« Les Américains ne pensent pas tellement à l’Europe, sauf quand ils veulent partir en vacances », déclare Nicolas Berggruen, investisseur et philanthrope, dans un entretien accordé au Figaro. Fondateur de l’Institut Berggruen, un cercle de réflexion basé à Los Angeles, Venise et Pékin, il analyse les relations complexes entre les États-Unis et une Europe qu’il juge en retrait sur le plan de l’innovation et de la projection dans le futur.
Ce qu'il faut retenir
- Nicolas Berggruen, fondateur de l’Institut Berggruen, considère que l’Europe a abandonné son rôle d’innovation et de définition du futur.
- Il souligne le dynamisme de la côte Ouest des États-Unis, notamment en matière de création d’entreprises technologiques majeures (Amazon, Google, Uber, Airbnb, Anthropic, OpenAI, Perplexity).
- Selon lui, la côte Est américaine, ainsi que l’Europe, restent à la traîne en matière d’innovation technologique ces trente dernières années.
- Berggruen a fondé son institut à Los Angeles, Venise et Pékin, où il mène des réflexions sur l’avenir géopolitique et technologique.
- L’entretien a été réalisé à l’occasion de la remise du prix annuel de l’institut au philosophe Michael Sandel.
Un regard sur l’innovation : la côte Ouest des États-Unis en avance
Nicolas Berggruen a vécu longtemps à New York avant de s’installer à Los Angeles. Il constate une différence majeure entre ces deux villes américaines. Selon lui, la côte Ouest incarne une culture de l’innovation, de l’optimisme et de la prise de risque. « La côte Ouest américaine est beaucoup plus créative, beaucoup plus prête à s’intéresser au futur, mais aussi à créer le futur », explique-t-il. Il cite des exemples marquants : Amazon, Google, Uber, Airbnb, mais aussi les géants de l’intelligence artificielle comme Anthropic, OpenAI ou Perplexity.
À l’inverse, la côte Est, avec des villes comme New York, Boston ou Miami, ainsi que l’Europe, n’ont pas généré d’entreprises comparables ces trente dernières années. Berggruen admet que DeepMind, créé à Londres, a marqué une exception notable, mais il a été absorbé par Google. « Outre DeepMind, les seules exceptions sont en… », précise-t-il sans conclure sa pensée dans l’entretien.
L’Europe, un continent en retrait sur le plan technologique
L’investisseur et philanthrope dresse un constat sévère sur l’Europe. Pour lui, ce continent a renoncé à innover et à écrire l’avenir. Il évoque un manque d’audace et une tendance à se reposer sur des acquis passés plutôt qu’à construire l’avenir. « L’Europe a, selon lui, renoncé à innover et à écrire le futur », rapporte-t-il dans l’entretien.
Cette analyse s’inscrit dans un contexte plus large où les États-Unis, et particulièrement la côte Ouest, dominent le secteur technologique mondial. Berggruen souligne que l’IA, une révolution majeure, est née en Californie, où est basé son institut. Il s’interroge sur l’impact de cette technologie sur la façon de penser et de voir le monde depuis des villes comme New York, Washington ou Los Angeles.
L’Institut Berggruen : un think tank à l’échelle internationale
Fondé par Nicolas Berggruen, l’Institut Berggruen est un cercle de réflexion installé dans trois villes stratégiques : Los Angeles, Venise et Pékin. Son objectif est d’explorer les défis contemporains, notamment ceux liés à la gouvernance, à la technologie et à l’évolution des sociétés. Chaque année, l’institut remet un prix à une personnalité ayant marqué la réflexion intellectuelle.

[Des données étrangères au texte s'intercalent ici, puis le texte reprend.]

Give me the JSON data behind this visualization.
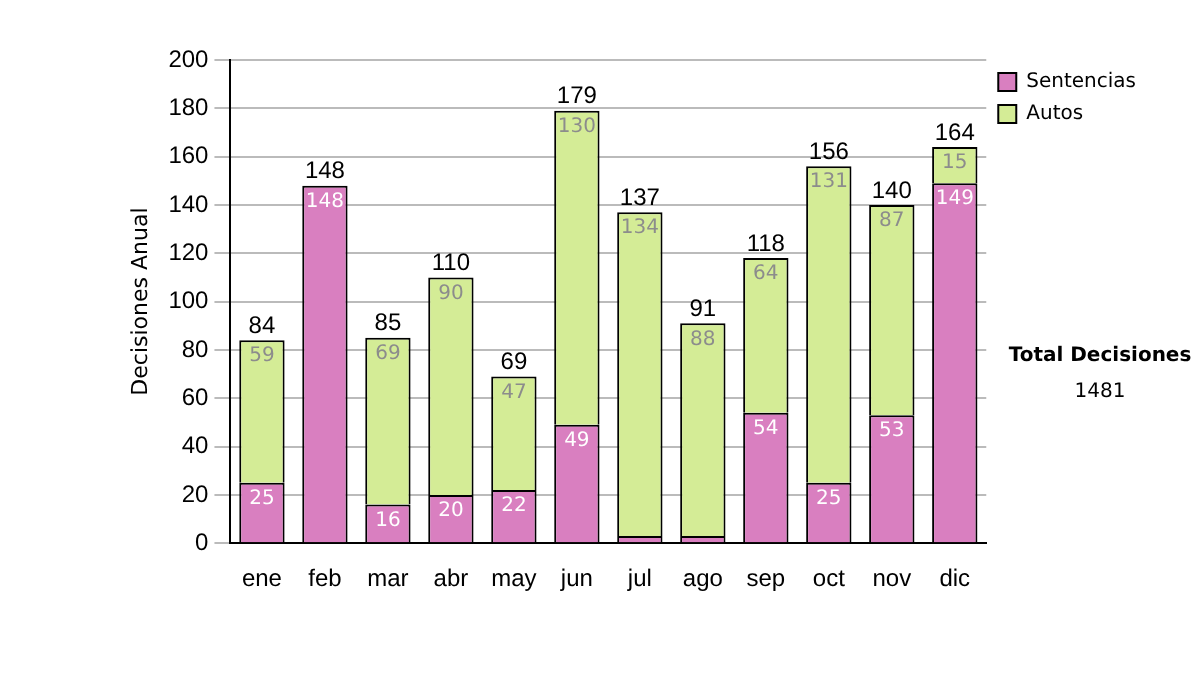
{
  "chart_data": {
    "type": "bar",
    "stacked": true,
    "ylabel": "Decisiones Anual",
    "categories": [
      "ene",
      "feb",
      "mar",
      "abr",
      "may",
      "jun",
      "jul",
      "ago",
      "sep",
      "oct",
      "nov",
      "dic"
    ],
    "series": [
      {
        "name": "Sentencias",
        "color": "#d97fc0",
        "values": [
          25,
          148,
          16,
          20,
          22,
          49,
          3,
          3,
          54,
          25,
          53,
          149
        ],
        "value_labels": [
          "25",
          "148",
          "16",
          "20",
          "22",
          "49",
          null,
          null,
          "54",
          "25",
          "53",
          "149"
        ]
      },
      {
        "name": "Autos",
        "color": "#d4ec96",
        "values": [
          59,
          0,
          69,
          90,
          47,
          130,
          134,
          88,
          64,
          131,
          87,
          15
        ],
        "value_labels": [
          "59",
          null,
          "69",
          "90",
          "47",
          "130",
          "134",
          "88",
          "64",
          "131",
          "87",
          "15"
        ]
      }
    ],
    "totals": [
      "84",
      "148",
      "85",
      "110",
      "69",
      "179",
      "137",
      "91",
      "118",
      "156",
      "140",
      "164"
    ],
    "ylim": [
      0,
      200
    ],
    "yticks": [
      0,
      20,
      40,
      60,
      80,
      100,
      120,
      140,
      160,
      180,
      200
    ],
    "grid": "y",
    "legend": "right",
    "annotations": [
      "Total Decisiones",
      "1481"
    ]
  }
}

Cette année, le philosophe Michael Sandel a été honoré. Connu pour ses travaux sur la justice sociale et l’économie morale, Sandel a été récompensé pour ses contributions à la compréhension des enjeux contemporains. L’événement a servi de cadre à l’entretien de Berggruen, où il a développé ses réflexions sur les dynamiques transatlantiques et l’innovation.
Berggruen, qui a bâti sa carrière sur l’investissement dans des projets à long terme, mise sur une approche similaire pour l’Europe. Son institut continue d’œuvrer pour promouvoir des idées innovantes et des solutions globales, mais le défi reste de taille.

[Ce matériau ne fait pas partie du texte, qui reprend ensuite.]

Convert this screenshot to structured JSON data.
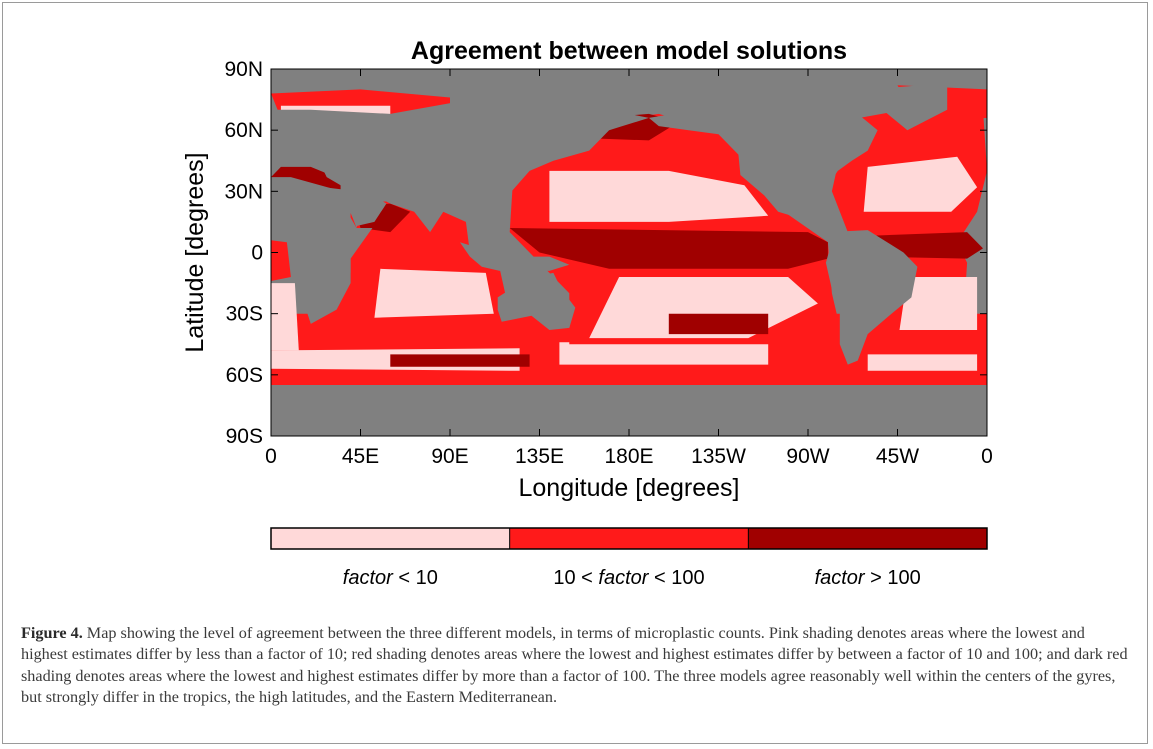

L’Institut Berggruen est un cercle de réflexion fondé par Nicolas Berggruen. Il est installé à Los Angeles, Venise et Pékin et se concentre sur des enjeux contemporains comme la gouvernance, la technologie et l’évolution des sociétés. Chaque année, il remet un prix à une personnalité ayant marqué la réflexion intellectuelle.